Ausnahme&Zustand

Der wöchentliche Livetalk zu aktuellen Themen

Ausnahme&Zustand ist zurück!

Jeden Mittwoch live um 19:00 sprechen wir mit Expert*innen und Aktivist*innen aus Bewegung, Kultur und Politik. Wie wird Coronakrise die politischen und sozialen Verhältnisse von nun an prägen? Was bedeutet die Pandemie für linke Bewegungen und Ideen?

Den Livestream der RLS findet ihr bei Facebook, Youtube, und unter www.rosalux.de/livestream

    Nächste Folge Ausnahme&Zustand: 25.11.

    Altersarmut in der Krise? – Ausnahme&Zustand #15

    Faktencheck mit Dagmar Hühne und Holger Balodis

    Gegenstand der Corona-Maßnahmen ist auch die Rentenpolitik, vor dem Hintergrund des wirtschaftlichen Einbruchs droht in der aktuellen Krise eine Nullrunde bei den Renten. Die Einbußen der Rentenversicherung, durch Kurzarbeit und Jobverlust sind immens. Neoliberale Thinktanks wie das Institut für Neue Soziale Marktwirtschaft wollen durch einen «Nachholfaktor» langfristig die Renten faktisch absenken. Die Erzählung der reichen Rentner*innen in einer immer älter werdenden Gesellschaft, die der jungen Generation auf der Tasche liegen würden, existierte aber schon lange vor Corona. Massenphänomene wie Altersarmut werden hier ignoriert. Holger Balodis und Dagmar Hühne räumen im «argumente»-Heft «Es gibt keine Altersarmut in Deutschland!»  mit den Mythen rund um die deutsche Rentenpolitik auf. Mit ihnen möchten wir darüber sprechen, was Altersarmut in Zeiten von Corona bedeutet. Und darüber, warum der Kampf um die Rente eine Frage von Umverteilung und Gerechtigkeit ist – und kein Generationenkonflikt.

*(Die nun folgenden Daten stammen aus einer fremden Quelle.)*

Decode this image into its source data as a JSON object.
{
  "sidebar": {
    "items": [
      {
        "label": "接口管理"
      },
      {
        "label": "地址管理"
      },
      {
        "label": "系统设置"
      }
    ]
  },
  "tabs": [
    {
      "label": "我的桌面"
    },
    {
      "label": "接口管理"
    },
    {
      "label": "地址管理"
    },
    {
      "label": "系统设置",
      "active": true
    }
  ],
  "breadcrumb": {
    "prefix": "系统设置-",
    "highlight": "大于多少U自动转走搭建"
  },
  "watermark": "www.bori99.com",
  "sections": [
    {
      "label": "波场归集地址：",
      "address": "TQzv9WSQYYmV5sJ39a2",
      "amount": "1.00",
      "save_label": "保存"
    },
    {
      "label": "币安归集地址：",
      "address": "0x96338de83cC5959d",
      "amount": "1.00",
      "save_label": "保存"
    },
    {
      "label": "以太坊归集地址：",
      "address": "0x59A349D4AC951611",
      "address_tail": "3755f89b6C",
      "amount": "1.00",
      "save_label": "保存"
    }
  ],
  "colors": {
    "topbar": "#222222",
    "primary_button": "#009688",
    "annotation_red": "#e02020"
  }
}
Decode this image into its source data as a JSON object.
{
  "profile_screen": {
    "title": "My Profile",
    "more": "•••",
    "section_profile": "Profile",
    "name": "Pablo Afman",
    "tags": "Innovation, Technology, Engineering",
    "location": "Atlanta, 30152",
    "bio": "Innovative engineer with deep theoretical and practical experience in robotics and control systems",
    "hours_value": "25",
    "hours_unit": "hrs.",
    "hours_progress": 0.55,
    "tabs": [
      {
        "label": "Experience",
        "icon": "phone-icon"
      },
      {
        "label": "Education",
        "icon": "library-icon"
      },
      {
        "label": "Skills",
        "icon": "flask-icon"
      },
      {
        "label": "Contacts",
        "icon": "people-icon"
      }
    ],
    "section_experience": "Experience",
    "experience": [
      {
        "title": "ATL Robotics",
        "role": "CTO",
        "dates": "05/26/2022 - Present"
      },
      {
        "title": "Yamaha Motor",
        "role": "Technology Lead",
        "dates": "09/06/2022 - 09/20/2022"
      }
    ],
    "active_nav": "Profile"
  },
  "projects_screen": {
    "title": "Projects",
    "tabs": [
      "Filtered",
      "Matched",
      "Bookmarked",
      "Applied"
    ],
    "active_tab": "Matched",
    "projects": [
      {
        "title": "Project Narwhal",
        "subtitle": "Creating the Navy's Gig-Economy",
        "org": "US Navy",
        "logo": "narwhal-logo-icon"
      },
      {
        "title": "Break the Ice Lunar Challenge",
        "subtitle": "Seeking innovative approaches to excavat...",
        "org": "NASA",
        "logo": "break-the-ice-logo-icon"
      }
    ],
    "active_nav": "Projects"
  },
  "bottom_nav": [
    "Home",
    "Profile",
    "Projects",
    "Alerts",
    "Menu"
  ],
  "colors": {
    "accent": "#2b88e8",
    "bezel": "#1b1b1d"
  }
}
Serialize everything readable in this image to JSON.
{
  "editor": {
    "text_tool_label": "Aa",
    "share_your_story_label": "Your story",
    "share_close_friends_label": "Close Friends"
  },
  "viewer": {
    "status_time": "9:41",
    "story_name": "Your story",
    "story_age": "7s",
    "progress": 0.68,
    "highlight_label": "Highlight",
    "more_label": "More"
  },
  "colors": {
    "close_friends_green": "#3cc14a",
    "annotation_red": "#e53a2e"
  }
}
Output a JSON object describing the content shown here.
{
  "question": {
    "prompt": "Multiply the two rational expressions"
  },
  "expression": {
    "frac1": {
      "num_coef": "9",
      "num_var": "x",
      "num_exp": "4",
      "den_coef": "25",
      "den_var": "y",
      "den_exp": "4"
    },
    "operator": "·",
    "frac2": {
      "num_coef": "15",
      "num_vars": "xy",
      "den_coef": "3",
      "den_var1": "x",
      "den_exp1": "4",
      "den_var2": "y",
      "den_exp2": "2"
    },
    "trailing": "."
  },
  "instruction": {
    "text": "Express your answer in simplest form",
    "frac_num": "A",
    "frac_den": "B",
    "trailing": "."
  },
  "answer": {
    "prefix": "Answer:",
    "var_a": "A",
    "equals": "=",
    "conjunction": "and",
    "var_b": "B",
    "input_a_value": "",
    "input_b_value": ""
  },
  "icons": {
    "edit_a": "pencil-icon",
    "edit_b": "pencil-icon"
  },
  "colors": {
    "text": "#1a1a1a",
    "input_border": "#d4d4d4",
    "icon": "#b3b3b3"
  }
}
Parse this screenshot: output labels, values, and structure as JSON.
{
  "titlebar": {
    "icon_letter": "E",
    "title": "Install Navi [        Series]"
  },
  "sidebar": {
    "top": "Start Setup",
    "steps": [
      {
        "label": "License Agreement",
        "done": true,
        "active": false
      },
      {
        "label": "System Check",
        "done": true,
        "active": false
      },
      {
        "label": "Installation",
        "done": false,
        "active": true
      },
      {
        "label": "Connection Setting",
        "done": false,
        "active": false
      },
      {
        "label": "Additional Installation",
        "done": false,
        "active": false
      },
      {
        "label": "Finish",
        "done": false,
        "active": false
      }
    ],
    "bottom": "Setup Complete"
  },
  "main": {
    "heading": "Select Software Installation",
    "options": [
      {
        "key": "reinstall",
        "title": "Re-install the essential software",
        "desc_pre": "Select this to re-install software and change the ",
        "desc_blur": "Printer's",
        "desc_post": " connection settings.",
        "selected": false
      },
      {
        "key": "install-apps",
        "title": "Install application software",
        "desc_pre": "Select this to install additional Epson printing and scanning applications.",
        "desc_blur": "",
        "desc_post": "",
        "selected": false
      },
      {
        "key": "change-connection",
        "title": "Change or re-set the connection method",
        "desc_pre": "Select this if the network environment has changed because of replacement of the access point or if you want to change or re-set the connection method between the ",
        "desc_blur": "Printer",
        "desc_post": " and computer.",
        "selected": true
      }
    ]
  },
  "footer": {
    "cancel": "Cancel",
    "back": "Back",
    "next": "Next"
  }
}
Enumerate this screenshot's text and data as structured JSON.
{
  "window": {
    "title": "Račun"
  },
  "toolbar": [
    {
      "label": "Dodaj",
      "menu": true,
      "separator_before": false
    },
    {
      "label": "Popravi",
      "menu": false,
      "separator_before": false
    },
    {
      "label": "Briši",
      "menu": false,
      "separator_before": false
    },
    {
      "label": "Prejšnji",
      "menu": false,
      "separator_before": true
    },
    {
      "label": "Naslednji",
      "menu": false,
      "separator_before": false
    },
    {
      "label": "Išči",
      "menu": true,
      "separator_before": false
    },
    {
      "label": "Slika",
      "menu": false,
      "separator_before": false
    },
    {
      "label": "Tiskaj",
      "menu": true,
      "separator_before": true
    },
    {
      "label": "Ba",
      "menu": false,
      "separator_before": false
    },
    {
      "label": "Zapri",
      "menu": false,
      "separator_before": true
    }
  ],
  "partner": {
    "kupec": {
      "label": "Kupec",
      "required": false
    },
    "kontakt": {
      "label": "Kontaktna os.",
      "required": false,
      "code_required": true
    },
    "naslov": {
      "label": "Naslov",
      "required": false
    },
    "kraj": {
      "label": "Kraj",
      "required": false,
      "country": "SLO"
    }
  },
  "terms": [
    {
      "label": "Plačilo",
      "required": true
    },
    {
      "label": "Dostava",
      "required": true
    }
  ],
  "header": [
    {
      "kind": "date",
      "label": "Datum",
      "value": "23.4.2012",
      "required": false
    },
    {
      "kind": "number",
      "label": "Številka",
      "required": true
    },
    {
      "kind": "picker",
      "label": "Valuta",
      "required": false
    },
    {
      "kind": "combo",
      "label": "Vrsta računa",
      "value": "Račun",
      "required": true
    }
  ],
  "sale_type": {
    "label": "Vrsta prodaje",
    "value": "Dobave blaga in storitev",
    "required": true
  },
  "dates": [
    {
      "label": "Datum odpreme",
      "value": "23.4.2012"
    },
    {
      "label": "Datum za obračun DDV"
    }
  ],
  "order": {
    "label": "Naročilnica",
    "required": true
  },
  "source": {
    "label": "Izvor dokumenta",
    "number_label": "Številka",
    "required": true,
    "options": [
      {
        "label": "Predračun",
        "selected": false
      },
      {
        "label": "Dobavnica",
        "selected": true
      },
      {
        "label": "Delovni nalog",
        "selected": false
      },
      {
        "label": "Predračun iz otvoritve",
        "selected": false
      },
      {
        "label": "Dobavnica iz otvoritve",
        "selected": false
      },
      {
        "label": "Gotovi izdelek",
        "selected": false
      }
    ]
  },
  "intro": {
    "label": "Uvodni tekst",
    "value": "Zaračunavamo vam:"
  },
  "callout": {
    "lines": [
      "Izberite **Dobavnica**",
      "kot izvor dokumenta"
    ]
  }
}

    Fragen an unsere Gäste können über den YouTube-/Facebook-Chat oder in unserem Pad gestellt werden.

    Letzte Sendung

    Kämpfe im Krankenhaus Julia Dück im Gespräch Ausnahme&Zustand #14

    Ausnahme & Zustand, 18.11. 19 Uhr Livestream

    Die Intensivstationen betreuen eine Rekordzahl von Covid 19- Patient*innen, bereits jetzt arbeiten viele trotz Quarantäne weiter. Notfalls müssen auch infizierte Ärzte und Pfleger*innen arbeiten verkündete Gesundheitsminister Jens Spahn. Auch jetzt, mitten in der zweiten, voraussehbaren Welle sind es wieder die Beschäftigten der Krankenhäuser, die trotz Erschöpfung den Mangel ausgleichen müssen. Die profitorientierte Ausrichtung des Gesundheitswesens verhindert eine angemessene Bezahlung, Schutz der Angestellten sowie eine gute Qualität der Versorgung und würdevolle Pflege. Die Forderung nach einer bedarfsorientierten und demokratischen Gesundheitsversorgung und eine andere Finanzierung wird immer lauter. Mit der Referentin für soziale Infrastrukturen und verbindende Klassenpolitik der Rosa Luxemburg-Stiftung Julia Dück sprechen wir darüber, warum Beifall nicht genug ist, was die Gründe für die Mängel des Gesundheitssystems sind und wie wir aus der Krise herauskommen.